1. Leitura da Perícope: 

Gênesis 11.4; 12.1-3

2. Interpretação do Texto

Esta seção de Gênesis marca a transição da “história primitiva” da humanidade para a história dos Patriarcas. Perceba um contraste muito profundo entre as narrativas da Torre de Babel e o chamado de Abrão: em Babel (Gn 11), vemos o ápice do orgulho humano, em que os homens tentam “subir aos céus” para fazerem seus nomes serem gloriosos. Em Abrão (Gn 12), vemos a iniciativa divina, em que Deus age de cima para baixo, a fim de chamar um homem comum para que Ele mesmo faça dele um nome célebre. Notou a diferença? Não é errado querer boas conquistas, mas há uma diferença entre honra buscada (para a glória do homem) ou honra concedida (para a glória de Deus); por isso, as motivações devem ser filtradas na Palavra, pela oração e buscando conselhos de irmãos maduros e fiéis.

O relato de Babel ensina que o coração humano, mesmo após juízos severos (como o dilúvio), continua inclinado à autonomia. Já o chamado de Abrão revela que a redenção é um ato da graça soberana de Deus. Abrão não era perfeito. Ele vacilou no Egito por medo e egoísmo, mas perceba como o texto também mostra a fidelidade de Deus à Sua aliança e propósito. Saber disso é importante, para aceitarmos que vamos precisar de Deus.

E, por fim, vale a reflexão: enquanto Babel divide pela soberba, o chamado de Abrão visa unir todas as famílias da terra sob a bênção de Deus, antecipando a unidade que Cristo restauraria plenamente. O homem pode dividir, mas não impedirá, jamais, Deus de trabalhar na unidade e comunhão.

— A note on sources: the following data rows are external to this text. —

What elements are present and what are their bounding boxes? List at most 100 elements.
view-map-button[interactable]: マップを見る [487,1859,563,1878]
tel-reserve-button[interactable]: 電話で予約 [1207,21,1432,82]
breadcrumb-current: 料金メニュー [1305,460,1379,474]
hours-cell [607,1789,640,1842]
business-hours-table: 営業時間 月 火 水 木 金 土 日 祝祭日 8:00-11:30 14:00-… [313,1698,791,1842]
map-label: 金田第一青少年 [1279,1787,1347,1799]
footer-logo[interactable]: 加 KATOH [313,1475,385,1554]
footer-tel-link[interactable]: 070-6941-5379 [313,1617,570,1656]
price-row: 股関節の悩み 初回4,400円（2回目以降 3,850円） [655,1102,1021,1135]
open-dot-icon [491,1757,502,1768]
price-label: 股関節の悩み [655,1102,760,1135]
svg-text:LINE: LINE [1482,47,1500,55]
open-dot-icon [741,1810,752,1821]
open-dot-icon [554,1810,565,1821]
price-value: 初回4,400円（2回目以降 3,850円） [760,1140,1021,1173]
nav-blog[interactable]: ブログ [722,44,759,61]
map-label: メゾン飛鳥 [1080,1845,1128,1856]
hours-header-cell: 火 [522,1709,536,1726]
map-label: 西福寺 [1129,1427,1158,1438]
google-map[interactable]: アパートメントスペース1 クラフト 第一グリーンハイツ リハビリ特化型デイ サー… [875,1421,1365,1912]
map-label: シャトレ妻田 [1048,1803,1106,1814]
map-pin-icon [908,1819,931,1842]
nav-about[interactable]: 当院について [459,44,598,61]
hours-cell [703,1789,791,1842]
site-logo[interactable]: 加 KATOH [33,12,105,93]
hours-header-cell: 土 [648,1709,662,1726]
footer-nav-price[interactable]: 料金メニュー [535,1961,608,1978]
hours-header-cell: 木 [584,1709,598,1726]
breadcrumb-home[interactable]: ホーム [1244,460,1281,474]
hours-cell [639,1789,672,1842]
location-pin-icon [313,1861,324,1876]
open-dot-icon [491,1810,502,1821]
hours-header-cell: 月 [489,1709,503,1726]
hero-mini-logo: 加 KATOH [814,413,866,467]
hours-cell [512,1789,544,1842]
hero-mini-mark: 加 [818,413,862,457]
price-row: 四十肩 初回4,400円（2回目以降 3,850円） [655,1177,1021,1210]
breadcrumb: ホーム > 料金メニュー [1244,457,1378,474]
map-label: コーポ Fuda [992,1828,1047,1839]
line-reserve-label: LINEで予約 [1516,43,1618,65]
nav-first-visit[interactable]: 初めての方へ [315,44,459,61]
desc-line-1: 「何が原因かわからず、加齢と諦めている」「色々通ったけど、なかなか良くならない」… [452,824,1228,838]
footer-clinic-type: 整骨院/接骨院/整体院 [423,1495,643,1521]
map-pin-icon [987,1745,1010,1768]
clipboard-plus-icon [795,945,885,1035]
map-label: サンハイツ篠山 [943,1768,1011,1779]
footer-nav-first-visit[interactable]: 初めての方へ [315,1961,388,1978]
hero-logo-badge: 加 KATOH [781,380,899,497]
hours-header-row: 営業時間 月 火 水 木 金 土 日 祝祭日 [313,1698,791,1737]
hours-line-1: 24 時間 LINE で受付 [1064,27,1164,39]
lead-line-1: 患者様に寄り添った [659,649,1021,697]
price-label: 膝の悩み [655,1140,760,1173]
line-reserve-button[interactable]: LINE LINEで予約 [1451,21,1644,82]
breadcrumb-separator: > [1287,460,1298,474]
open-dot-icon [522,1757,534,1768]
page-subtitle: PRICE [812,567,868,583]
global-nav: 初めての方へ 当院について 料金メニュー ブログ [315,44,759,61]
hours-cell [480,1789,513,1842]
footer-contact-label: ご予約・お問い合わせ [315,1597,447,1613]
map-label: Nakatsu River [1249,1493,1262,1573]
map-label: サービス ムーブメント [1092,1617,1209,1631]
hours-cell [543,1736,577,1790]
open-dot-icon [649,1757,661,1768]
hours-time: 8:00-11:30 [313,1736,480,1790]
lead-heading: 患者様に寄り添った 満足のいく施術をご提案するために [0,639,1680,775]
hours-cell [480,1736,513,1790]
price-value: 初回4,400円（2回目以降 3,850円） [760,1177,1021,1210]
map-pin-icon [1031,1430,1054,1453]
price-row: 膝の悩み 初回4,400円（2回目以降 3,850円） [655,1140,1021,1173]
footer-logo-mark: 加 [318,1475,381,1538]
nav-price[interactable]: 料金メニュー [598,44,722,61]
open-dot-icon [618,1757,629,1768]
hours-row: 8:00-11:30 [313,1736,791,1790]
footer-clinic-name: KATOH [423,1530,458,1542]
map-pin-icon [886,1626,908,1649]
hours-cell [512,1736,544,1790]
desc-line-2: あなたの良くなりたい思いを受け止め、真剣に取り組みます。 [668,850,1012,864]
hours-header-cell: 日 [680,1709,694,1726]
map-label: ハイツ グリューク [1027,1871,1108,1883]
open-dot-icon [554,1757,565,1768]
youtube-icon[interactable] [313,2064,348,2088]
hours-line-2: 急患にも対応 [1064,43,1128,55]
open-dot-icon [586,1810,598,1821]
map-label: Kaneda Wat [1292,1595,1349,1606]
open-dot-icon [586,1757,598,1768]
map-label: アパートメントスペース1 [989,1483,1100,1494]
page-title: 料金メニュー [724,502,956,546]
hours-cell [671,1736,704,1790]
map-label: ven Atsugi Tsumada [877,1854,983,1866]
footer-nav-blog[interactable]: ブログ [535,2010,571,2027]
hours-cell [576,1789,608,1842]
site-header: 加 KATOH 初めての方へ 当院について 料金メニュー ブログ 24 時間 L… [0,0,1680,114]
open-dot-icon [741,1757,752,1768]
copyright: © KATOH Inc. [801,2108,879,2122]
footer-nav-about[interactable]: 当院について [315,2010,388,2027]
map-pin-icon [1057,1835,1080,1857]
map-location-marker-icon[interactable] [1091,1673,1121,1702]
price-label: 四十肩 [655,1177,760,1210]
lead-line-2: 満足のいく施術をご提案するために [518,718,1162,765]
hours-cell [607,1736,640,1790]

3. Reflexão e compartilhamento

  1. Os construtores de Babel queriam “tornar célebre o próprio nome”. Deus prometeu “engrandecer o nome” de Abrão. Você percebe em seu coração a tentação de construir sua própria “torre” (sucesso, reputação) por esforço próprio, em vez de descansar no que Deus diz sobre você? Consegue também ver a diferença entre “ser” e “fazer”? Não precisamos “fazer” tanto, quando sabemos quem somos em Cristo.
  2. Babel tentou uma unidade que excluía Deus, a fim de “não serem espalhados e ficarem seguros (em si e por si mesmos)”. Abrão teve que se “separar” de sua parentela para seguir a Deus. Ou seja: divisão e união podem ser boas ou ruins, dependendo da situação. Como discernir quando uma “união” (com grupos, amigos ou causas) está nos afastando da obediência que Deus requer de nós?
  3. Abrão partiu por fé, mas diante da fome no caminho, fugiu para o Egito sem consultar a Deus. Em seus momentos de “escassez” ou crise, qual é sua reação imediata: orar e esperar ou agir ansiosamente por conta própria com “atalhos” que podem comprometer sua integridade? Diante das crises, você pensa para agir a partir da sua fé ou a partir do pensamento natural do mundo, como Abrão fez?
  4. Deus escolheu um casal estéril de uma terra idólatra para abençoar o mundo. Como essa verdade consola você quando se sente “estéril” ou indigno(a) de ser usado por Deus devido às suas limitações ou erros do passado?

4. Lições para o discipulado

Precisamos parar de confiar em nossas “torres” de desempenho e aceitar que o próprio Deus desceu em Jesus Cristo para nos resgatar. Babel nos lembra que o orgulho precede a queda; Abrão nos lembra que a fé é um processo de santificação, não de perfeição imediata. Então, mesmo chamados por Deus, precisamos caminhar de forma humilde, sabendo que estamos sendo santificados de graça em graça. Não tente alcançar o céu com seus próprios tijolos, nem tente ser santo por suas próprias forças. Arrependa-se da autonomia, olhe firmemente para Jesus, o único herói fiel da nossa história, por meio de Quem podemos viver para Deus e servi-lO, mesmo sendo indignos; Seu amor restaurador e Sua obra na cruz permitem isso. Corra a carreira proposta, junto com seus irmãos, pois fiel é Aquele que fez as promessas.